With the new unit, if a high-priority offender is arrested, “we can now say this is someone that needs to be a priority,” Martin said.

In addition to working with the Police Department, the prosecutor’s office will “engage with the community” by having meetings so residents can talk about what’s happening in their neighborhoods, Martin said.

He said one crime trend tracked by both police and the prosecutor’s office is a 41 percent increase in stolen vehicles this year. Through July 28, police said 511 vehicles were reported stolen in Maui County, compared with 363 vehicles stolen during the same period last year.

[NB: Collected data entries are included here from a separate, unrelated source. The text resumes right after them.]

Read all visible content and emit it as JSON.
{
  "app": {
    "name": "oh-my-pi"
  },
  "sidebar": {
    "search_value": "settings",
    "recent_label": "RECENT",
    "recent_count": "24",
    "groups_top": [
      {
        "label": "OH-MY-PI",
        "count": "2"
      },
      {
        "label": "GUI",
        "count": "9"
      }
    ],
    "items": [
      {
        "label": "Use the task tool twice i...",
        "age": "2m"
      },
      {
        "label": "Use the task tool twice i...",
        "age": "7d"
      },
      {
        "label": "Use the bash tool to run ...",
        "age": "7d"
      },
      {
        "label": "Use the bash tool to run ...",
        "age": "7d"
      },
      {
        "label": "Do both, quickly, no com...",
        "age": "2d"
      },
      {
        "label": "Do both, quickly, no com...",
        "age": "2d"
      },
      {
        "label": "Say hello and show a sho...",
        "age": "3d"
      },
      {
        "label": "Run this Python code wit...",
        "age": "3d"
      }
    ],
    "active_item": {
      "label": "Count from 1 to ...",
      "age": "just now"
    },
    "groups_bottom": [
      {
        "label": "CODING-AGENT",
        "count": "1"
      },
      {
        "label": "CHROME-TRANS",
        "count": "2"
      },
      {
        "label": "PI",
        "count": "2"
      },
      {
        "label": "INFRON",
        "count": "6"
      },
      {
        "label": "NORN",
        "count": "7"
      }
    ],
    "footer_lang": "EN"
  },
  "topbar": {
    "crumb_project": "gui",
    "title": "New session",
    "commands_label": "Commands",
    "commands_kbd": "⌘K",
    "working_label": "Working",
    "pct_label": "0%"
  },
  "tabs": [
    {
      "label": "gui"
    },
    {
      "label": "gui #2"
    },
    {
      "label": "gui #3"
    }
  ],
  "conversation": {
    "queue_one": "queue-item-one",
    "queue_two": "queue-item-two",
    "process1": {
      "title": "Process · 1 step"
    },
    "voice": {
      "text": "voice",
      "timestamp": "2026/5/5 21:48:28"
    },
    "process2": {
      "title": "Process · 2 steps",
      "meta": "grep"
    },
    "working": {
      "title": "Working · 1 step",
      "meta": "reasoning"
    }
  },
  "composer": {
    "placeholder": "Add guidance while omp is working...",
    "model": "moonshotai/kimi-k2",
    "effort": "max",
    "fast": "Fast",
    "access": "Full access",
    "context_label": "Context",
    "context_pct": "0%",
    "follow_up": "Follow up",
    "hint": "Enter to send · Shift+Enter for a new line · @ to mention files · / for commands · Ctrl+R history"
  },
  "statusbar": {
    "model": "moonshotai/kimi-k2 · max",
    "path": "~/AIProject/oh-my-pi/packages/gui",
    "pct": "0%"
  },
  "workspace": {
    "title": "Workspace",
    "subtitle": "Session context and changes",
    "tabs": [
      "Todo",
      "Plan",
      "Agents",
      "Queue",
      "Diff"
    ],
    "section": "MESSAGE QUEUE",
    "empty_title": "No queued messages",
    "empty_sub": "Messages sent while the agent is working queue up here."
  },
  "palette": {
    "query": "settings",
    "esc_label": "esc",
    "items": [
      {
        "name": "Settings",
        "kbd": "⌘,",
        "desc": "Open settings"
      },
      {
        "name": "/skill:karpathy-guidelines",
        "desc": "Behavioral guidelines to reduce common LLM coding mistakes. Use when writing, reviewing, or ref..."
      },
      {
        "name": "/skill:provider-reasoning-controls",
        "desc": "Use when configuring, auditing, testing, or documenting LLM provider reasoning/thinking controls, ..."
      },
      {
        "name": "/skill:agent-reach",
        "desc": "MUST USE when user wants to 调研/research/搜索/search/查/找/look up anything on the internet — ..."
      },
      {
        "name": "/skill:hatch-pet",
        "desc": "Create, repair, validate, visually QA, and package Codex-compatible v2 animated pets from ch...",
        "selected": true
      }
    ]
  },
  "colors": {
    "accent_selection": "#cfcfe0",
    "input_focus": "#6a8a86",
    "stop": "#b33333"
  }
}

While the “reactive approach” to the rise in such crimes would be to ask for mandatory prison terms for all defendants charged in stolen vehicle cases, “it would have no effect,” Martin said.

“It would not actually achieve the goal” of reducing crime, he said.

Instead, he said the department is using intelligence-driven prosecution methods to target the increase in vehicle thefts.

While new to Maui County, Crime Strategies Units have existed in prosecutor’s offices around the country for a dozen years, Martin said.

Cyrus Vance, who recently retired as the Manhattan district attorney, was the first to come up with the idea.

“The whole purpose is to build stronger relations with law enforcement, with the community, so you can open up the flow of information into the prosecutor’s office both from law enforcement and the community,” Martin said. “Instead of just reacting to cases that come across your desk, you can make more informed decisions, better direct your resources to individuals who are actually driving crime in the community.”

The Maui County unit won’t be the same as the program in Manhattan or in other areas.

“It will be unique to Maui,” Martin said. “Every community is different.

“When you look at a small community like ours, the impact is magnified. We can make a huge impact with a relatively small amount of resources.”